Fine. Done.
His legs began their familiar prayer. His quads screamed. His chain groaned. The number on the computer began to bleed away: 9… 7… 5…
The box was smaller than Leo expected. For something promising to unlock the secrets of his rides, it felt almost dismissive—a flimsy cardboard coffin for a sliver of plastic and a zip tie. ys 368 wireless bike computer manual
He pushed. He swayed. His heart became a frantic hammer. The poodle and its owner vanished over the crest. The YS 368 flickered:
At the steepest pitch—the place where he’d always faltered—the air turned to glue. He was moving, but barely. A pedestrian with a poodle passed him going the other way and offered a sympathetic nod of pure pity. His quads screamed
Leo had bought it for one reason. Not for speed, not for distance, not for the smug satisfaction of a calorie count. He’d bought it for the hill.
A part of him—the old part—wanted to unclip. To walk. To pretend the computer had malfunctioned. But the manual, absurdly, drifted into his mind.
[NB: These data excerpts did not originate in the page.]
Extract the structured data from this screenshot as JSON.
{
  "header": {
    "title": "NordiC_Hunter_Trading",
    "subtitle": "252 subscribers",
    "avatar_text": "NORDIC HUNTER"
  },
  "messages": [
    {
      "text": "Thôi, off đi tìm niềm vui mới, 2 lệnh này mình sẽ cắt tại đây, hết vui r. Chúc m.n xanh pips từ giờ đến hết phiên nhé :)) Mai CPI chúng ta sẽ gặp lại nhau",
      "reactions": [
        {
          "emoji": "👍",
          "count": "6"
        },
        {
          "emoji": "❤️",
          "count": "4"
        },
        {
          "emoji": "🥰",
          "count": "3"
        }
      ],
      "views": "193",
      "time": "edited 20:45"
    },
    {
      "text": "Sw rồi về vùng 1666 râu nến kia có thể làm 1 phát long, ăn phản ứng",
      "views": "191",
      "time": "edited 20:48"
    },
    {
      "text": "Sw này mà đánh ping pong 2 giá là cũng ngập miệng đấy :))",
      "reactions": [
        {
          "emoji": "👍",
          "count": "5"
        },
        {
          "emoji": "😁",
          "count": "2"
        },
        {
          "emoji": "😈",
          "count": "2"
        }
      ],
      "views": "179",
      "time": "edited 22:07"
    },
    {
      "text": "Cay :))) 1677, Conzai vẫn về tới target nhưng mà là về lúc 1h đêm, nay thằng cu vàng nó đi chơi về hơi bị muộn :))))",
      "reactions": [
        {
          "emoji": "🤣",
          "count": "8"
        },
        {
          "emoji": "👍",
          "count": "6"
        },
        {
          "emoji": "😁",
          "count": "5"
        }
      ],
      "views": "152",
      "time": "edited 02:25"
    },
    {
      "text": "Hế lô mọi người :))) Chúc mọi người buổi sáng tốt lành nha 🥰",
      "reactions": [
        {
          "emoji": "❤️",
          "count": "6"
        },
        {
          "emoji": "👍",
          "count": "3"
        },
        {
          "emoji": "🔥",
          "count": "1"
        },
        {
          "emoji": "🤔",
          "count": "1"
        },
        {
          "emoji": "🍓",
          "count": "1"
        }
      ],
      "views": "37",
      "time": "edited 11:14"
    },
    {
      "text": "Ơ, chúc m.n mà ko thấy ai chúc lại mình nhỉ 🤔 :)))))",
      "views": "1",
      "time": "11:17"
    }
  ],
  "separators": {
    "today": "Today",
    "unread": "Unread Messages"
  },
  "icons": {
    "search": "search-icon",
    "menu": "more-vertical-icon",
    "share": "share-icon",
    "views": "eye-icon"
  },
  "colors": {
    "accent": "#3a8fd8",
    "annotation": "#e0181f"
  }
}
Not the calibration tables or the battery warnings. One phrase, buried on page 27 under "Troubleshooting": If display shows no change for long time, check magnet alignment. Otherwise, trust sensor. Trust the sensor. For something promising to unlock the secrets of
He didn’t stop.
Pendle Hill Road. A 1.7-mile scar of asphalt that had broken him three Sundays in a row. He’d crest it gasping, lungs full of glass, only to check his phone and see a pathetic 4.2 mph average. He didn’t need data; he needed proof that the suffering meant something.
The first quarter mile was a lie—a gentle slope that let you think you’d won. The YS 368 ticked up: 12… 13… 14 km/h. Then the pitch changed. The road reared up like a startled animal.
It was the stupidest thing he’d ever read. Trust a nineteen-dollar piece of Chinese plastic? Trust the blinking icon? And yet.